Who would have thought Marvel's Purple Man, who spent the better part of his existence as a punchline "Daredevil" bad guy, would ever make the leap from D-level comic book super villain to a live-action threat audiences could take seriously? And yet, David Tennant's turn as Kilgrave on Netflix's "Jessica Jones" proved to be perhaps the most complex and chillingly dangerous live-action Marvel villain to date.
Of course, this begs the question of which other unlikely villains are waiting for their chance at cinematic glory. At a glance, it would seem that there are some bad guys just too insane to make the transition from one medium to the other -- but is that really fair? Who would have expected Arnim Zola, arguably one of Jack Kirby's more grotesque and bizarre Marvel characters, to feature in two Marvel films and cameo in a Marvel television series? Sure, his design was far different from Kirby's, but Marvel still managed to present the character in a way that paid homage to his comic book counterpart.
With that in mind, let's break out our "Official Handbook of the Marvel Universe" and see what other super-powered evildoers will never make their mark in the Marvel Cinematic Universe -- or will they?
Fin Fang Foom
One of the strangest and most well known of Kirby's pre-Marvel superhero creatures, the dragon known as Fin Fang Foom has plagued the Marvel Universe since he debuted in "Strange Tales" #89 (Oct. 1961), at times in some pretty epic stories. For the most part, the purple trunks-wearing, giant, green villain has ties to Iron Man, constantly proving himself as a potent threat despite having a whimsical name (and, again, giant purple underwear!). While there are no solo "Iron Man" films on the immediate horizon, given a slightly modified character design, Foom would fit nicely into, say, the upcoming "Thor: Ragnarok" if only in a cameo role, or perhaps as a more traditional dragon in the upcoming "Iron Fist" Netflix series.

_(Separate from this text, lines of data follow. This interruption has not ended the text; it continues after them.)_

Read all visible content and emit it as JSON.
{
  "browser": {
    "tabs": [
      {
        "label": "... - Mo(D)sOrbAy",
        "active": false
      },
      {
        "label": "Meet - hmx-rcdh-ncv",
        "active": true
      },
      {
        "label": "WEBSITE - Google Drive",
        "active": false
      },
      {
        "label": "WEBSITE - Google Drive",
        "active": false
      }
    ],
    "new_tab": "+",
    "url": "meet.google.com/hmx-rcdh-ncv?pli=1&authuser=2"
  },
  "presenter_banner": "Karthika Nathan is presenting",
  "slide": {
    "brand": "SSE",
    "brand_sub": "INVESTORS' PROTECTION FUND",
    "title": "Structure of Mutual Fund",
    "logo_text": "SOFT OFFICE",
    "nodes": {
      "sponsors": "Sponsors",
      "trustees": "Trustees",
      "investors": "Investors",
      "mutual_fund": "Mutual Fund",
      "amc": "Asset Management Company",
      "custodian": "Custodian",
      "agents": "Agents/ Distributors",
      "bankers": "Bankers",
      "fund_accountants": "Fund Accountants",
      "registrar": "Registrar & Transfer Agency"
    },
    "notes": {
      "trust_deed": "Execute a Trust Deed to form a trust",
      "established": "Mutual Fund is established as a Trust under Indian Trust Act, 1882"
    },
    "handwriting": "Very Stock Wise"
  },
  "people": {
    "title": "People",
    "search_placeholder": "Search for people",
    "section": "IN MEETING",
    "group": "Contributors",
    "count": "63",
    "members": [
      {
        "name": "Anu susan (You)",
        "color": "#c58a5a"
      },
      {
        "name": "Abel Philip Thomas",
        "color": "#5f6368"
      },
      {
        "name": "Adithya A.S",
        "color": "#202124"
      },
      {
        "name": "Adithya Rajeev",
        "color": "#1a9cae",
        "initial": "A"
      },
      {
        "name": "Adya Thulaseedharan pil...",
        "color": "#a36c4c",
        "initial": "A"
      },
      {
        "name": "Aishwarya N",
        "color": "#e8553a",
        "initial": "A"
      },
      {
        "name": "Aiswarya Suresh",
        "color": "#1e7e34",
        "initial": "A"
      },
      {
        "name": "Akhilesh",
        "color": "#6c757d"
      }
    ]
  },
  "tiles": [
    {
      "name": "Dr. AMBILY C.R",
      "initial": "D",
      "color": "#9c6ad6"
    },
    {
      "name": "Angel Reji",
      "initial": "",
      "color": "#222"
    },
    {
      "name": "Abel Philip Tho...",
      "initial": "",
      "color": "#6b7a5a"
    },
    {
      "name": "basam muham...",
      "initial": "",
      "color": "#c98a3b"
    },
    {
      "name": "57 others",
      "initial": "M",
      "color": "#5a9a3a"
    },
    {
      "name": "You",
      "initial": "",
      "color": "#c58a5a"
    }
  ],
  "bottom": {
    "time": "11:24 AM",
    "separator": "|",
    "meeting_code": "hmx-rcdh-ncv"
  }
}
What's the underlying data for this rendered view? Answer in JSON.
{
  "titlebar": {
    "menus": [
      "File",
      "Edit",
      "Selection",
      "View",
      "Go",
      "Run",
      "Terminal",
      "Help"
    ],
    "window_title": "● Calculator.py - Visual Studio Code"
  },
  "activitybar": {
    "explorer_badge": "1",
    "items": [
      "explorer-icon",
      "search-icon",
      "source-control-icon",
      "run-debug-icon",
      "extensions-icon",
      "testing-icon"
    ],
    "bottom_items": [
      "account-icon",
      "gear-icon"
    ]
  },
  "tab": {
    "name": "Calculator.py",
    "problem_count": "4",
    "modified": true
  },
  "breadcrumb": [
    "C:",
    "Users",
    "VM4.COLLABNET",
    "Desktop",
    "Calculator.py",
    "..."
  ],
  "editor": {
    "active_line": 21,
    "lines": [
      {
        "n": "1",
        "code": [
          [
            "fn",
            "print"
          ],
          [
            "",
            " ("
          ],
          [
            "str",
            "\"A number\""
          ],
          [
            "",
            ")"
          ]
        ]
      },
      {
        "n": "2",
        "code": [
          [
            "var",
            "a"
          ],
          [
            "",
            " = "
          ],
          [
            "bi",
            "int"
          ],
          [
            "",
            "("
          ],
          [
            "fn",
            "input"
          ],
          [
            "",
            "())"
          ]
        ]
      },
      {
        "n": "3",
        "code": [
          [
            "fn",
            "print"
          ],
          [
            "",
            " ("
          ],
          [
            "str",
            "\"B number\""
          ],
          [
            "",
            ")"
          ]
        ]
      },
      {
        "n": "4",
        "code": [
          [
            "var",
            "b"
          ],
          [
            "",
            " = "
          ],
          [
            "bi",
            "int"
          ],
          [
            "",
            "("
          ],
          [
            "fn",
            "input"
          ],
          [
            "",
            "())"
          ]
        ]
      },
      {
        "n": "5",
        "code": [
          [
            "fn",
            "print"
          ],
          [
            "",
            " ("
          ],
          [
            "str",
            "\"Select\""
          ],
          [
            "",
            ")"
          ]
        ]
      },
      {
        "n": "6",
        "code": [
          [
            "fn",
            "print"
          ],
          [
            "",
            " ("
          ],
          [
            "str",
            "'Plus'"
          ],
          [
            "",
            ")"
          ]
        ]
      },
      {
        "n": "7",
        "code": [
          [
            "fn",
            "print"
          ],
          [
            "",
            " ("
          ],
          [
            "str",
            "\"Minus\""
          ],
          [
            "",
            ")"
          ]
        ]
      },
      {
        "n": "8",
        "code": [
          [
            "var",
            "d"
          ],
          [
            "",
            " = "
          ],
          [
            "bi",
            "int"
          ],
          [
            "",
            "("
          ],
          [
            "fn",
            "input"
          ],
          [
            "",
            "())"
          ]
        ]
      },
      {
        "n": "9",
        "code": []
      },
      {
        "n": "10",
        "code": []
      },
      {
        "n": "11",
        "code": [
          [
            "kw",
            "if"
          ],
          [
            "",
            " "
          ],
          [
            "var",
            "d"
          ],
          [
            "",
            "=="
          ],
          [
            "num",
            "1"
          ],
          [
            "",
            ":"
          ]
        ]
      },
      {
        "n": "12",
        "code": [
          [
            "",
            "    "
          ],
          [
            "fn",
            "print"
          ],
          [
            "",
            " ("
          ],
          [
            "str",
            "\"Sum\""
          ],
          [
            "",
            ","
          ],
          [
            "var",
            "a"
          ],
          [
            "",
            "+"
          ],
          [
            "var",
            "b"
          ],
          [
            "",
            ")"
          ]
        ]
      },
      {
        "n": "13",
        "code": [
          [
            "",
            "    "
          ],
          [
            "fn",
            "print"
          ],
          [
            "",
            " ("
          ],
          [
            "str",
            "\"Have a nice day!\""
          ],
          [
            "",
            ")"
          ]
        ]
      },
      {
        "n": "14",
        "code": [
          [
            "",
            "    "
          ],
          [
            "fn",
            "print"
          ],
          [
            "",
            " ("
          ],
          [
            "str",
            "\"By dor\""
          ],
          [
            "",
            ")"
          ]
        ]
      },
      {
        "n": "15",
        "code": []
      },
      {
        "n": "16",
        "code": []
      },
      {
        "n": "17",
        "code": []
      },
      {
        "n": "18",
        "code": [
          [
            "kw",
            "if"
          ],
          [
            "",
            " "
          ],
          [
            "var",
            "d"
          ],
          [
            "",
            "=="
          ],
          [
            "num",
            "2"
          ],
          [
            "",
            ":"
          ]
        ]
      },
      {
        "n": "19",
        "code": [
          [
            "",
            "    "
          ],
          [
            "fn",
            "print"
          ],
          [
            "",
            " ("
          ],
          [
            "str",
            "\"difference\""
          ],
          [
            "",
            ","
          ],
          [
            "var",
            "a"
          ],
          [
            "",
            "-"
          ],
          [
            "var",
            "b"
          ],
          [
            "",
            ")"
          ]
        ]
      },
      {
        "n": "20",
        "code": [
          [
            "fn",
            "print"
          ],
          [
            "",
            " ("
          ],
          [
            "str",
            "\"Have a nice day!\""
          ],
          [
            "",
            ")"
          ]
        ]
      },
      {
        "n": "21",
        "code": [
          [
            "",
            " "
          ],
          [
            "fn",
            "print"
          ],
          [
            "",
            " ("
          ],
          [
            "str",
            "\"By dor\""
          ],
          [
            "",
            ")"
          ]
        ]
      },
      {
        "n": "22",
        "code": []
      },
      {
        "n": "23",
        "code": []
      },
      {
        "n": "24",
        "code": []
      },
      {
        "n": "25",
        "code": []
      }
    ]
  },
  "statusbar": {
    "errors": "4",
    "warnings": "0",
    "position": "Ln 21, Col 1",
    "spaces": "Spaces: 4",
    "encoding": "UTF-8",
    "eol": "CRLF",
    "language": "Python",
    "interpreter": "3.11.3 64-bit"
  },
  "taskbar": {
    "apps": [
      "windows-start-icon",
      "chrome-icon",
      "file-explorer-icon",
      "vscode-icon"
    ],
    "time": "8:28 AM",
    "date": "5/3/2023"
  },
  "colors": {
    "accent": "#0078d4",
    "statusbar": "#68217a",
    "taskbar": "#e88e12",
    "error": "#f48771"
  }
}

There's an odd appeal to the idea of a villain using his head -- especially when it's unbreakable. On the surface, the gangster known as Hammerhead appears to be a ripoff of classic Dick Tracy foe Flattop, and you can almost hear an Edward G. Robinson-like voice coming from him. But there's much more to Hammerhead than his strange appearance. He's an OG in the Marvel Universe that, when used right, has the skills and presence to rival even Wilson Fisk. This take no prisoners gunsel would fit right into the street-level world of Marvel's Netflix series, or perhaps he'd be better served hewing closer to his comic book roots, joining the "Spider-Man" franchise as a foe for new Peter Parker actor Tom Holland.
We can already hear your objections. There's no way Marvel brings M.O.D.O.K. -- a giant, murderous, floating head with tiny little T-Rex arms -- into the Marvel Cinematic Universe. And yet, one look at the Mental/Mobile/Mechanized Organism Designed Only for Killing proves this literal murder machine is no joke. AIM, the organization that built M.O.D.O.K. in the comics, was introduced in "Iron Man 3," so the stage is set for this unsettling mechanoid to arise. Using the character in a film or as a villain on "Marvel's Agents of S.H.I.E.L.D." might sound unlikely, but so did the inclusion of Armin Zola at one time. Taking M.O.D.O.K.'s rich history with Iron Man into consideration, perhaps it's time Hollywood accepts the value of a giant, evil, floating head with naught but killing on its mind.
Rocket Raccoon proved that kickass space rodents are nothing to laugh at in "Guardians of the Galaxy," but for Rocket to become a lasting icon he needs his very own furry nemesis. You might not think an intergalactic bounty hunting rabbit like Blackjack O'Hare would ever get close to a big budget Marvel film, but five years ago no one thought Rocket would be a household name either. The first "Guardians" film saw Star Lord tangle with Ronan the Accuser, Gamora take on Nebula and Drax swear vengeance on Thanos. Each member of the Guardians had an arch nemesis except Rocket (and Groot). The cinematic arrival of Blackjack O'Hare and his Black Bunny Brigade could change all that. Blackjack's comic book appearances have established the rowdy rabbit as a cosmic badass, a intergalactic hunter of unparalleled deadly skill. Bottom line: He's a Bunny Fett ready to hunt down Rocket and company in a potential fur flying film.
"Captain America: Civil War" will include the cinematic villainy of Crossbones and the debut of Baron Zemo who, along with Red Skull, are Cap villains very much grounded in reality. Now, with Benedict Cumberbatch becoming the Sorcerer Supreme in "Doctor Strange," the idea of a Nazi vampire like Baron Blood arriving in a future "Captain America" film perhaps doesn't feel that far-fetched. Blood's vampiric abilities including hypnotism, command over bats, mice, rats and wolves and more might be exactly the kind of antagonist that Steve Rogers, the trained soldier, has no idea how to combat. Magic is coming to the Marvel Cinematic Universe, and threats that once seemed impossible, like one of Cap's most surreal foes, are closer than ever to becoming reality.